Un pas éthique, un défi technologique

La décision du gouvernement wallon d’interdire le gazage des poussins mâles dans les filières pondeuses, adoptée en première lecture le 3 juillet dernier, s’inscrit dans une dynamique plus large de révision éthique des pratiques d’élevage. Elle prolonge l’interdiction du broyage instaurée en 2021, et confirme la volonté des autorités régionales d’ancrer l’agriculture dans un cadre plus respectueux de la sensibilité animale. L’élimination massive des poussins mâles à la naissance, longtemps acceptée au nom de la rentabilité économique, heurte de plus en plus les consciences. Ces animaux, malheureusement écartés parce qu’ils ne pondent pas et ne correspondent pas aux standards de l’élevage de chair, sont tués par millions chaque année dans les couvoirs du monde entier. Ce modèle industriel, fondé sur l’optimisation biologique et économique, est aujourd’hui remis en cause par une société qui exige davantage de cohérence entre pratiques agricoles et valeurs morales. C’est pourquoi le recours à l’ovosexage devrait aujourd’hui devenir un objectif prioritaire. En permettant d’identifier le sexe de l’embryon avant l’éclosion, cette technologie offre une réponse pragmatique et éthique à la question de l’élimination des poussins mâles. Déjà expérimentée (et parfois appliquée) en Allemagne, en France ou aux Pays-Bas, elle mérite d’être encouragée, soutenue, structurée.

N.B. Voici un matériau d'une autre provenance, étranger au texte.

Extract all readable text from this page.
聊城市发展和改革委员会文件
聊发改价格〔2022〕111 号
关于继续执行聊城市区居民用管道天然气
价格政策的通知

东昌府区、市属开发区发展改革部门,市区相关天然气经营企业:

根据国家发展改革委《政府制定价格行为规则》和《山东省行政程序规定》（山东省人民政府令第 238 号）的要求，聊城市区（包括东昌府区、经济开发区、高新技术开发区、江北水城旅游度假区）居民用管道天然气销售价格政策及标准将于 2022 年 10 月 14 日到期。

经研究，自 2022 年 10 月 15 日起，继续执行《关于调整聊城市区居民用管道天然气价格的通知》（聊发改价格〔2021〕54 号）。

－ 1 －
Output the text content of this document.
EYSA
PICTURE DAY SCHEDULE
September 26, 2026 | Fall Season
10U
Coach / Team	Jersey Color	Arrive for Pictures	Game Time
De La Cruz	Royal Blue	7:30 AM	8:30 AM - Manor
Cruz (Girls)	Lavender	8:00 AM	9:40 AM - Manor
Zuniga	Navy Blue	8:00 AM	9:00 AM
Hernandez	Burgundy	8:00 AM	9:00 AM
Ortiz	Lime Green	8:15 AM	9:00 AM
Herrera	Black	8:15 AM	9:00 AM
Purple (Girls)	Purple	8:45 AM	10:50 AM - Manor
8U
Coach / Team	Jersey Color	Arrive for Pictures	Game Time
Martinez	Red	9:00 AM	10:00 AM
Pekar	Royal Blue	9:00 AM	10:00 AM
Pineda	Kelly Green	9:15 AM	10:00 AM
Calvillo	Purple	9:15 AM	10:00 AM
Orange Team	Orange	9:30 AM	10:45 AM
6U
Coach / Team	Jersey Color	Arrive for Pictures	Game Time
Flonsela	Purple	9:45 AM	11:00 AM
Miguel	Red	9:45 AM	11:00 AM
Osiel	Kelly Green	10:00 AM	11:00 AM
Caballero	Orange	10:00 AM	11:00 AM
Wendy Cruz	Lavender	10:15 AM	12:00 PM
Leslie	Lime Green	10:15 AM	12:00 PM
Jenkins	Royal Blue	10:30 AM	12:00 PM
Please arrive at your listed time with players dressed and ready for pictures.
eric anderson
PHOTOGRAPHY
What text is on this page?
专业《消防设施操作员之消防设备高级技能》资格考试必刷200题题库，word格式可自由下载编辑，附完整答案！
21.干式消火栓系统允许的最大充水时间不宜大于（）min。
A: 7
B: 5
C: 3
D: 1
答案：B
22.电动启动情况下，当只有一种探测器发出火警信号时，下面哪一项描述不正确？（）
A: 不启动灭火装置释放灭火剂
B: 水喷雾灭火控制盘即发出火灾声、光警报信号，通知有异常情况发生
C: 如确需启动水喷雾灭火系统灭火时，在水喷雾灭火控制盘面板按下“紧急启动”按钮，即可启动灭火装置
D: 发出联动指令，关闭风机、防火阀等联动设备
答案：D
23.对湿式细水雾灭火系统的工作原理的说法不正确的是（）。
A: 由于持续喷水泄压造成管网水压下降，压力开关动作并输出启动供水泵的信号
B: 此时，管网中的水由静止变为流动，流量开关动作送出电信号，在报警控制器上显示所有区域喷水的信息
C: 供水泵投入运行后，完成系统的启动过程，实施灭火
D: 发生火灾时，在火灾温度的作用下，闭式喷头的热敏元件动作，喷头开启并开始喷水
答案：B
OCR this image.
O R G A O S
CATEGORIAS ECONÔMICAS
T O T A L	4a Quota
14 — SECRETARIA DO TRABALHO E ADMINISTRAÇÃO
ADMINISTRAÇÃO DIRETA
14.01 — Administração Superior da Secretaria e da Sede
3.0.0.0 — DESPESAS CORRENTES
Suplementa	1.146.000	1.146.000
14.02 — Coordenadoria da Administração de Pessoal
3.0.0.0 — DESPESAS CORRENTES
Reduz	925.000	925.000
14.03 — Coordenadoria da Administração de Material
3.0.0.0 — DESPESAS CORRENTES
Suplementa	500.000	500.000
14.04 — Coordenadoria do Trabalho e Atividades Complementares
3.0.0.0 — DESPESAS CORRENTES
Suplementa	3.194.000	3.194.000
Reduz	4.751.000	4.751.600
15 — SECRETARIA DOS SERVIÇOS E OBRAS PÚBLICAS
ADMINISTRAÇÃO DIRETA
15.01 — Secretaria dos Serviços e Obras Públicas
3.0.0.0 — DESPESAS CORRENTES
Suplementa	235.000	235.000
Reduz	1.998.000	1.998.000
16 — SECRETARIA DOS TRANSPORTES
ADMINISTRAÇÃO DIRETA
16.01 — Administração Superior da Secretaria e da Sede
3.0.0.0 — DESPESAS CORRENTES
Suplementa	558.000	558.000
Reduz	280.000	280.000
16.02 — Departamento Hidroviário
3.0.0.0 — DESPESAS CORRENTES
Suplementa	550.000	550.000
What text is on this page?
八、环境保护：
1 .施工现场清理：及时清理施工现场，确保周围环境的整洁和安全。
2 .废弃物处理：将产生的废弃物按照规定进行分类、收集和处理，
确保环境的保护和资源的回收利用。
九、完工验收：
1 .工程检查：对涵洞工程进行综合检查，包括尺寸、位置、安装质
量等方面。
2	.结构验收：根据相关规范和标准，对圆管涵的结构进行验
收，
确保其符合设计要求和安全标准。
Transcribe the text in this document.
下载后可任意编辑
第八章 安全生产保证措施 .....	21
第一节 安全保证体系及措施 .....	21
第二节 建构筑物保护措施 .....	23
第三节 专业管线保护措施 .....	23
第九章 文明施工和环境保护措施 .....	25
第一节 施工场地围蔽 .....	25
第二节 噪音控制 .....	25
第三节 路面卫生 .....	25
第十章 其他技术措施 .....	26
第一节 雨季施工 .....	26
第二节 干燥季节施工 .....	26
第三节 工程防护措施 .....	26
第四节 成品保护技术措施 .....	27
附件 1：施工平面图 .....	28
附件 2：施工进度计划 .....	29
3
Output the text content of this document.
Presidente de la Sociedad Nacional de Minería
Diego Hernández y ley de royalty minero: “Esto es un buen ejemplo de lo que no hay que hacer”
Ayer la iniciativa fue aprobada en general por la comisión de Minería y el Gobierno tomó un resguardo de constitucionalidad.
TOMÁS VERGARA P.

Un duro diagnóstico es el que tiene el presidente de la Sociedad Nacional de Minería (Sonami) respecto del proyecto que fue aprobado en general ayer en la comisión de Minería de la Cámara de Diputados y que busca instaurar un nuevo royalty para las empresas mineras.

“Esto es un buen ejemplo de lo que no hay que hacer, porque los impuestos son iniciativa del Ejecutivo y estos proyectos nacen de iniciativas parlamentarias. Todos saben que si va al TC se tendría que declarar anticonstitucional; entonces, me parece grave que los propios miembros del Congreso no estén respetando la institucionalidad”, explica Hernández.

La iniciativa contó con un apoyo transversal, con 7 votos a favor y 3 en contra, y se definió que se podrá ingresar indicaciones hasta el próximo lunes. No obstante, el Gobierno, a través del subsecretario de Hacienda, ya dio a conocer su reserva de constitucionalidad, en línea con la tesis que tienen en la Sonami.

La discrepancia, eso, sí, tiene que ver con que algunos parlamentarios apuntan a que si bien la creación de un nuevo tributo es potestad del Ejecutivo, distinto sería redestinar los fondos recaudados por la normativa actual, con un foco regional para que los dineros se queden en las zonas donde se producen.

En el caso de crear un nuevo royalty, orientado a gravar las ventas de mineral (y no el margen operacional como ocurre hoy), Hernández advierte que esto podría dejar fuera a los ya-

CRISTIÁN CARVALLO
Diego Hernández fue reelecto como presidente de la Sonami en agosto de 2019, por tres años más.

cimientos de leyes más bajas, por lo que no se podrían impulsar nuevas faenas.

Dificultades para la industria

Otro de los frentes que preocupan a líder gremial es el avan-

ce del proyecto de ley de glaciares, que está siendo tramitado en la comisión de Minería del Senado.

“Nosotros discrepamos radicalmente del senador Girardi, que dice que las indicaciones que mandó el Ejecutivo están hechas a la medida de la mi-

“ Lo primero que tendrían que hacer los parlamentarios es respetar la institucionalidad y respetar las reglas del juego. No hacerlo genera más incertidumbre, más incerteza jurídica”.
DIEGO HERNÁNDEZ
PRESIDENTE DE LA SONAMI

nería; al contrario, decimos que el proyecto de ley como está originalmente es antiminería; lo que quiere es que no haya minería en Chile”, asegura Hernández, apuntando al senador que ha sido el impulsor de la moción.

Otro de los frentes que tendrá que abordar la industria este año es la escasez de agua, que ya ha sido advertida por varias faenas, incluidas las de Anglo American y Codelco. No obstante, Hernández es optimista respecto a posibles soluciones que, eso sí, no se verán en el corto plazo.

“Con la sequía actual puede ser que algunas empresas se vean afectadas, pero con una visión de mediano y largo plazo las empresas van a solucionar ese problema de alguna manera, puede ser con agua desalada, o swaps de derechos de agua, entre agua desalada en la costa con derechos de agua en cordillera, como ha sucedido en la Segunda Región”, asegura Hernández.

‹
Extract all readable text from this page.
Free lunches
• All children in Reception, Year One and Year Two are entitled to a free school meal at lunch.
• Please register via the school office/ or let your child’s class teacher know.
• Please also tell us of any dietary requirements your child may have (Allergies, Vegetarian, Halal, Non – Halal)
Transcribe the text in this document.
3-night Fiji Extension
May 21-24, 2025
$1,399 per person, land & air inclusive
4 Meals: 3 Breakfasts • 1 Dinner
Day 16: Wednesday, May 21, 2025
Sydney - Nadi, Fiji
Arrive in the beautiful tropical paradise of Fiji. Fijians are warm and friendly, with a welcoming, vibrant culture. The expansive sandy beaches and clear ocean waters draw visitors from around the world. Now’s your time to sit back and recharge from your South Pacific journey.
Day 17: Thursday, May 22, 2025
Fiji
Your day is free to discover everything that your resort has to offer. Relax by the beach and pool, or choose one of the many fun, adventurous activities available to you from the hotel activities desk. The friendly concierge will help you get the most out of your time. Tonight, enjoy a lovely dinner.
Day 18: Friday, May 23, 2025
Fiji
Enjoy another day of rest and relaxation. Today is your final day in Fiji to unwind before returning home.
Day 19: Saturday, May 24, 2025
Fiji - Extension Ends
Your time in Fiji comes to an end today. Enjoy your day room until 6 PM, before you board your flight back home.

La Wallonie, forte de son engagement sur les questions de bien-être animal, se doit désormais de favoriser l’émergence de cette solution en soutenant la recherche, en facilitant l’investissement dans des équipements adaptés, en encourageant les partenariats entre les acteurs publics, privés et scientifiques. Car si l’ovosexage représente une avancée technologique, il est aussi un levier de transformation pour toute une filière. Il ne s’agit pas seulement d’interdire une pratique, mais de construire un autre modèle où l’innovation technologique répond à l’exigence éthique, où la compétitivité ne se fait pas au détriment de la sensibilité animale, et où l’agriculture peut continuer à s’exercer en accord avec les valeurs de la société.
La fin du gazage des poussins mâles appelle, sans tarder, une ambition plus large, celle de faire de l’ovosexage non plus une exception expérimentale, mais une norme industrielle. C’est à ce prix que l’éthique trouvera sa traduction dans les faits, et que la filière pondeuse pourra continuer à avancer avec responsabilité. À l’heure où les attentes sociétales en matière de bien-être animal se font toujours plus pressantes, la responsabilité des pouvoirs publics est de bâtir des solutions durables et partagées avec le secteur agricole.